Just a for warning if you are faint hearted, looking to fix someones life, don't like to hear the down side of life DON"T READ THIS POST.

I have reached a point that if I don't let off some steam and vent a little then I am going to blow. I have kept it together as long as I can. Now don't get me wrong I love my life, I love my family, I love my friends. I have just hit my breaking point. For those that don't know my life has gone through a lot of changes over the past year and for the most part all the changes have been good. I am just having a hard time adjusting to the most recent changes. Frank and two of his kids moved in with me and my kids this year. I love having them here, but I am feeling like I am losing myself. My home no longer feels like MY HOME. I feel like I have been pushed out of my own place. Now I know that when someone moves in that you have to give up some stuff to make things fit. But I feel like I am giving up everything and getting nothing. The kids have over run the house anytime that I am at home I have to stay in my room which doesn't feel like my room because of all the crap that Frank has in there now. All my things have been moved in to a 3ft book shelf on one side of the room while all his stuff is taking up the rest of the room. The past weekend as I was adding yet another 6ft book shelf for him to put his things on I said to him at the rate he is going I will be out of the room in 3 months. He laughed...I was serious. The kids are pushing past my point of comfort. Its like they are trying to see how far I will go and when I try to tell Frank about it he thinks I am just being to hard on them. You see he puts down all these rules for the kids ( his and my kids both) yet he is never there to enforce the rules. Now I can handle my kids but his kids are 16 and 14 and I don't feel like I can disipline them and they know it. They sit around the house doing nothing but fighting and picking. They have taken over the living area of my house, taken over the computer, the phone, the yard....ect. And I am expected to do the cooking, the cleaning, driving them everywhere, do this do that but getting nothing in return. I have literally worked myself to the point of being sick, as a matter of fact I have been sick for the last 3 months. I have been to the doctor 4 times in three months, gotten 4 shots, been on 15 different kinds of meds, including anti depressants, I have missed numerous days at work, yet these selfish people I call my family still expect me to wait on them hand and foot.
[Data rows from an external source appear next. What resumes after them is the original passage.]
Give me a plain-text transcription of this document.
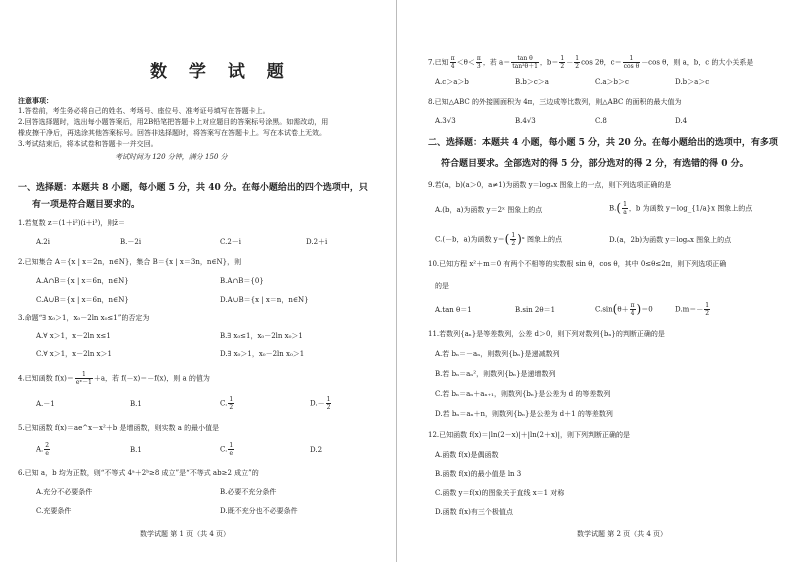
数 学 试 题
注意事项：
1.答卷前，考生务必将自己的姓名、考场号、座位号、准考证号填写在答题卡上。
2.回答选择题时，选出每小题答案后，用2B铅笔把答题卡上对应题目的答案标号涂黑。如需改动，用
橡皮擦干净后，再选涂其他答案标号。回答非选择题时，将答案写在答题卡上。写在本试卷上无效。
3.考试结束后，将本试卷和答题卡一并交回。
考试时间为 120 分钟，满分 150 分
一、选择题：本题共 8 小题，每小题 5 分，共 40 分。在每小题给出的四个选项中，只
有一项是符合题目要求的。
1.若复数 z＝(1＋i²)(i＋i³)，则z̄＝
A.2i	B.－2i	C.2－i	D.2＋i
2.已知集合 A＝{x | x＝2n，n∈N}，集合 B＝{x | x＝3n，n∈N}，则
A.A∩B＝{x | x＝6n，n∈N}	B.A∩B＝{0}
C.A∪B＝{x | x＝6n，n∈N}	D.A∪B＝{x | x＝n，n∈N}
3.命题“∃ x₀＞1，x₀－2ln x₀≤1”的否定为
A.∀ x＞1，x－2ln x≤1	B.∃ x₀≤1，x₀－2ln x₀＞1
C.∀ x＞1，x－2ln x＞1	D.∃ x₀＞1，x₀－2ln x₀＞1
4.已知函数 $f(x)= \frac{1}{\text{eˣ－1}} +a$，若 f(－x)＝－f(x)，则 a 的值为
A.－1	B.1	C. $\frac{1}{2}$	$D.- \frac{1}{2}$
5.已知函数 f(x)＝ae^x－x²＋b 是增函数，则实数 a 的最小值是
A. $\frac{2}{e}$	B.1	C. $\frac{1}{e}$	D.2
6.已知 a，b 均为正数，则“不等式 4ᵃ＋2ᵇ≥8 成立”是“不等式 ab≥2 成立”的
A.充分不必要条件	B.必要不充分条件
C.充要条件	D.既不充分也不必要条件
数学试题 第 1 页（共 4 页）
7.已知 $\frac{\pi}{4} <\theta< \frac{\pi}{3}$ ，若 $a= \frac{\text{tan θ}}{\text{tan²θ＋1}}$ ，$b= \frac{1}{2} - \frac{1}{2}$ cos 2θ，$c= \frac{1}{\text{cos θ}} -\cos$ θ，则 a，b，c 的大小关系是
A.c＞a＞b	B.b＞c＞a	C.a＞b＞c	D.b＞a＞c
8.已知△ABC 的外接圆面积为 4π，三边成等比数列，则△ABC 的面积的最大值为
A.3√3	B.4√3	C.8	D.4
二、选择题：本题共 4 小题，每小题 5 分，共 20 分。在每小题给出的选项中，有多项
符合题目要求。全部选对的得 5 分，部分选对的得 2 分，有选错的得 0 分。
9.若(a，b)(a＞0，a≠1)为函数 y＝logₐx 图象上的一点，则下列选项正确的是
A.(b，a)为函数 y＝2ˣ 图象上的点	$B.( \frac{1}{a}$ ，b 为函数 y＝log_{1/a}x 图象上的点
C.(－b，a)为函数 $y=( \frac{1}{2}$ )ˣ 图象上的点	D.(a，2b)为函数 y＝logₐx 图象上的点
10.已知方程 x²＋m＝0 有两个不相等的实数根 sin θ，cos θ，其中 0≤θ≤2π，则下列选项正确
的是
A.tan θ＝1	B.sin 2θ＝1	$C.\sin(\theta+ \frac{\pi}{4} )=0$	$D.m=- \frac{1}{2}$
11.若数列{aₙ}是等差数列，公差 d＞0，则下列对数列{bₙ}的判断正确的是
A.若 bₙ＝－aₙ，则数列{bₙ}是递减数列
B.若 bₙ＝aₙ²，则数列{bₙ}是递增数列
C.若 bₙ＝aₙ＋aₙ₊₁，则数列{bₙ}是公差为 d 的等差数列
D.若 bₙ＝aₙ＋n，则数列{bₙ}是公差为 d＋1 的等差数列
12.已知函数 f(x)＝|ln(2－x)|＋|ln(2＋x)|，则下列判断正确的是
A.函数 f(x)是偶函数
B.函数 f(x)的最小值是 ln 3
C.函数 y＝f(x)的图象关于直线 x＝1 对称
D.函数 f(x)有三个极值点
数学试题 第 2 页（共 4 页）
And its not just the kids last week I was home from work three days very ill. I tried to work on Thursday but my boss sent me home early. I took the family out to dinner ( I didn't want to cook) had to go to the store after dinner to get stuff for the next morning, came home was getting the kids ready for bed Frank announces he needs his work clothes washed so up I get go do laundry, pick up the living room and then Justin said he needed his basketball uniform washed so I do more laundry. After a while I get a ice cream and go sit on the bed to wait for the clothes to dry and Frank gets mad because I didn't bring him anything he yells and I end up sleeping on the couch because he is mad at me. What the hell?!? Same thing today when I get up. Frank has the day off work I'm still not feeling well but have to get to work. On top of being sick my monthly is back for the second time this month ( think its due to all the meds) Frank is in the mood to be intimet I tell him I can't he gets mad and is not talking to me now. I have never loved anyone like I love him yet I have never been with some one as selfish as he is. He can never seem to see things from any other point of view than his own.